First backup the config file: sudo cp /etc/cups/cupsd.conf /etc/cups/cupsd.conf.backup
Clone the example cups config file into the cups system folder:
```
sudo cp ./docs/examples/cupsd.conf /etc/cups/cupsd.conf
```

We have had a few nightmarish situations where communication between CUPS and the printer has not been good. In at least some cases it seems to have had to do with the way the cups-browsed service automatically adds the printer (sometimes it attaches to the wrong URI or driver). A clean and reliable way to set up printers is to add them manually to CUPS using lpadmin command line tool:

For example, here is how you would add a new cups printer:

But first, you will have to go into the printer firmware settings (via web browser, see below for finding printer ip on a network) and setting the printer to a static ip. If you are really smart, you will make corresponding entries into the router’s DHCP IP reservations (see Cradlepoint notes). This way, there will not be a chance of the DHCP server assigning that IP to another host, in which case you’ll be in trouble.

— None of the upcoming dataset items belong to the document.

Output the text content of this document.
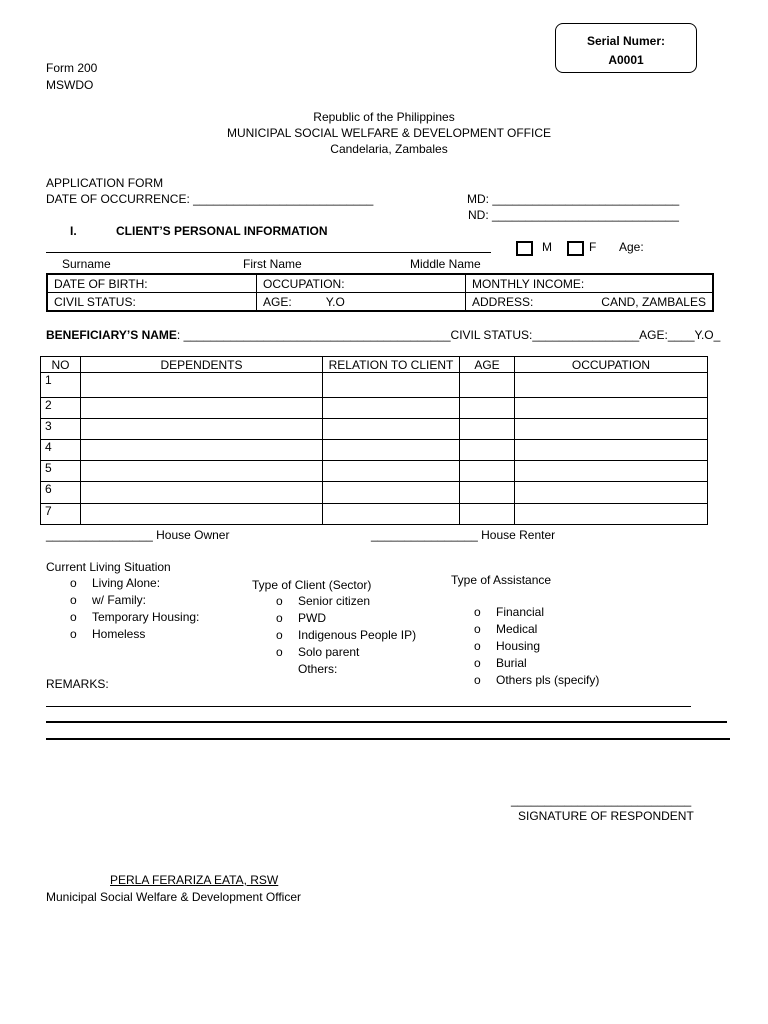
Serial Numer:
A0001
Form 200
MSWDO
Republic of the Philippines
MUNICIPAL SOCIAL WELFARE & DEVELOPMENT OFFICE
Candelaria, Zambales
APPLICATION FORM
DATE OF OCCURRENCE: ___________________________	MD: ____________________________
ND: ____________________________
I.	CLIENT’S PERSONAL INFORMATION
M	F Age:
Surname	First Name	Middle Name
DATE OF BIRTH:	OCCUPATION:	MONTHLY INCOME:
CIVIL STATUS:	AGE: Y.O	ADDRESS: CAND, ZAMBALES
BENEFICIARY’S NAME: ________________________________________CIVIL STATUS:________________AGE:____Y.O_
NO	DEPENDENTS	RELATION TO CLIENT	AGE	OCCUPATION
1				
2				
3				
4				
5				
6				
7				
________________ House Owner	________________ House Renter
Current Living Situation
o Living Alone:
o w/ Family:
o Temporary Housing:
o Homeless
Type of Client (Sector)
o Senior citizen
o PWD
o Indigenous People IP)
o Solo parent
Others:
Type of Assistance
o Financial
o Medical
o Housing
o Burial
o Others pls (specify)
REMARKS:
___________________________
SIGNATURE OF RESPONDENT
PERLA FERARIZA EATA, RSW
Municipal Social Welfare & Development Officer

printer_name="my_special_label_printer"  # this will be the name of the printer in CUPS admin
printer_ip_or_node=192.168.x.x  # the ip or node name (e.g. BRN0080774FCA91) of the printer
decription="This is the description of my printer at station 1"  # description display in CUPS admin
location="Station 1"  # location display in cups admin 

lpadmin -p "$printer_name" -E -v ipp://$printer_ip_or_node/ipp/print -m everywhere -D "$decription" -L "$location"

If you are doing this, it is not a horrible idea to use static IPs for your printers OR you can also use the IPP network node name of the printer instead of the IP (e.g., ipp://BRN0080774FCA91/ipp/print).

Please refer to the CUPS docs for more details, or from the command line, lpadmin --help.

A quick way to check the IPs on the network assigned to a “Brother” host is:

sudo arp-scan -l | grep Brother

You can leave out the | grep Brother to see a list of all hosts on the network. Also, in our experience, if your printer is connected by wifi, it might not be listed as a Brother printer and you will have to do some detective work to figure out the IP.